Ashkenazi described the chat as “warm and friendly.”
“We agreed to work together to rapidly implement the agreements between Morocco and Israel,” Ashkenazi said in a tweet. “We also discussed increasing bilateral cooperation as well as wider regional issues,”
Morocco agreed in 2020 to normalize ties with Israel under a US-brokered deal, joining the United Arab Emirates and Bahrain. In return, then-US president Donald Trump fulfilled a decades-old goal of Morocco by backing its contested sovereignty in Western Sahara, what Rabat refers to as its “southern provinces.”

Initially, Morocco and Israel will maintain liaison offices in one another’s countries, but plan to establish full embassies in the future.
Israel’s chargé d’affaires David Govrin reopened the liaison office in the capital Rabat last week, after 20 years.
Israel’s diplomats are currently operating out of a hotel in Rabat, and will be moving to rented offices soon. Israel still owns its shuttered liaison office in the capital, but sees it as unsuitable for its current needs.

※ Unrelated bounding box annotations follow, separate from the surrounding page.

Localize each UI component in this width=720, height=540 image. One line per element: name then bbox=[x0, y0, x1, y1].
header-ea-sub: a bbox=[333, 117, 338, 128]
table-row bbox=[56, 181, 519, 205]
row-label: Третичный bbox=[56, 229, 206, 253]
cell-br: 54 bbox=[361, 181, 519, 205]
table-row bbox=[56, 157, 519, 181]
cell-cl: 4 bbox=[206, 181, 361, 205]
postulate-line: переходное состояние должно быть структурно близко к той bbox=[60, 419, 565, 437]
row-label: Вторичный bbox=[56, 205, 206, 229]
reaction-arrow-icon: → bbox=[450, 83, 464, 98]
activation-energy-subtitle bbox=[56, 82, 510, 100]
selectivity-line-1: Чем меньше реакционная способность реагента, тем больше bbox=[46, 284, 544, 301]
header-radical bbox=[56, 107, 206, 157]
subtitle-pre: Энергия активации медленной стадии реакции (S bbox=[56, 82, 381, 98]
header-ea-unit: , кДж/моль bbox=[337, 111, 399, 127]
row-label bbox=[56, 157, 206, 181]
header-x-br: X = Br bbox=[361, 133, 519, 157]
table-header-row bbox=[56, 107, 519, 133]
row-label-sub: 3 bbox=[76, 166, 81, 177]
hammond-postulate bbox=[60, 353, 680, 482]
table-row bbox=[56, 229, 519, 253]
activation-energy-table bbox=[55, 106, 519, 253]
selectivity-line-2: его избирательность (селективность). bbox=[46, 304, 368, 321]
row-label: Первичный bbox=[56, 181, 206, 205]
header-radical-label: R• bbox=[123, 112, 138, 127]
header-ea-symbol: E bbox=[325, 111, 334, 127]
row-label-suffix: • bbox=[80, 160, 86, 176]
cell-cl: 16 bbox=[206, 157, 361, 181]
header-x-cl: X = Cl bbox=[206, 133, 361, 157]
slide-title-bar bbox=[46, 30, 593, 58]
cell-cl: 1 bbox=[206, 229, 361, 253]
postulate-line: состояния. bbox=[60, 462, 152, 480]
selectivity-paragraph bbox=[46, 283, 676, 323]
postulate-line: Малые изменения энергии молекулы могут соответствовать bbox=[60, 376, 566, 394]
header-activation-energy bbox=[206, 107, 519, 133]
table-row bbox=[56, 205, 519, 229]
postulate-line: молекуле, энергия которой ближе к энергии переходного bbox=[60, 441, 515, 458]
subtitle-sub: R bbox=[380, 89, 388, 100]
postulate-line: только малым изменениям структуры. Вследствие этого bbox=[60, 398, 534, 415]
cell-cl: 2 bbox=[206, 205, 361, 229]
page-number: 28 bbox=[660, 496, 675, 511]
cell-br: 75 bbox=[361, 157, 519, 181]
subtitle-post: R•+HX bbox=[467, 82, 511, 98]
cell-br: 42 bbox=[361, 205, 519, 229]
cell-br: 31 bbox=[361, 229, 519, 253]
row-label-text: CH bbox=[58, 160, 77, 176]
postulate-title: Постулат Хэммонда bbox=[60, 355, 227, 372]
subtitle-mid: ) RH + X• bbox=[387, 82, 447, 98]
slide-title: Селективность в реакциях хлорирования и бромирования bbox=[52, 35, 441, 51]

I had a warm and friendly first conversation today with my Moroccan counterpart, Mr. Nasser Bourita. We agreed to work together to rapidly implement the agreements between Morocco & Israel. We also discussed increasing bilateral cooperation as well as wider regional issues. pic.twitter.com/1zWjmlz6MO
— גבי אשכנזי – Gabi Ashkenazi (@Gabi_Ashkenazi) February 2, 2021
The Prime Minister’s Office as said that a high-level Moroccan delegation will visit Israel at the end of next month and an Israeli delegation will visit Morocco sometime in February, depending on the coronavirus outbreak situation in each country.
Israel and Morocco are hoping to inaugurate direct flights between the countries in the next two months. Israeli diplomats are preparing for a dramatic rise in the number of Israeli tourists to Morocco.

Israel and Morocco established low-level diplomatic relations during the 1990s following Israel’s interim peace accords with the Palestinians, but those ties were suspended after the outbreak of the second Palestinian Intifada in 2000. Nevertheless, informal ties continued, and Israelis could still travel to Morocco as part of organized tours. An estimated 50,000 Israelis travel to Morocco each year, learning about the Jewish community and retracing family histories.
The relationship is also aided by Israel’s massive community of Moroccan Jews, which numbers around 700,000, many of whom maintain a connection to the country. Today, some 3,000 Jews remain in Morocco, most of them in Casablanca.
On top of Rabat, last week saw Israel open missions in Manama, Bahrain and both Abu Dhabi and Dubai in the UAE.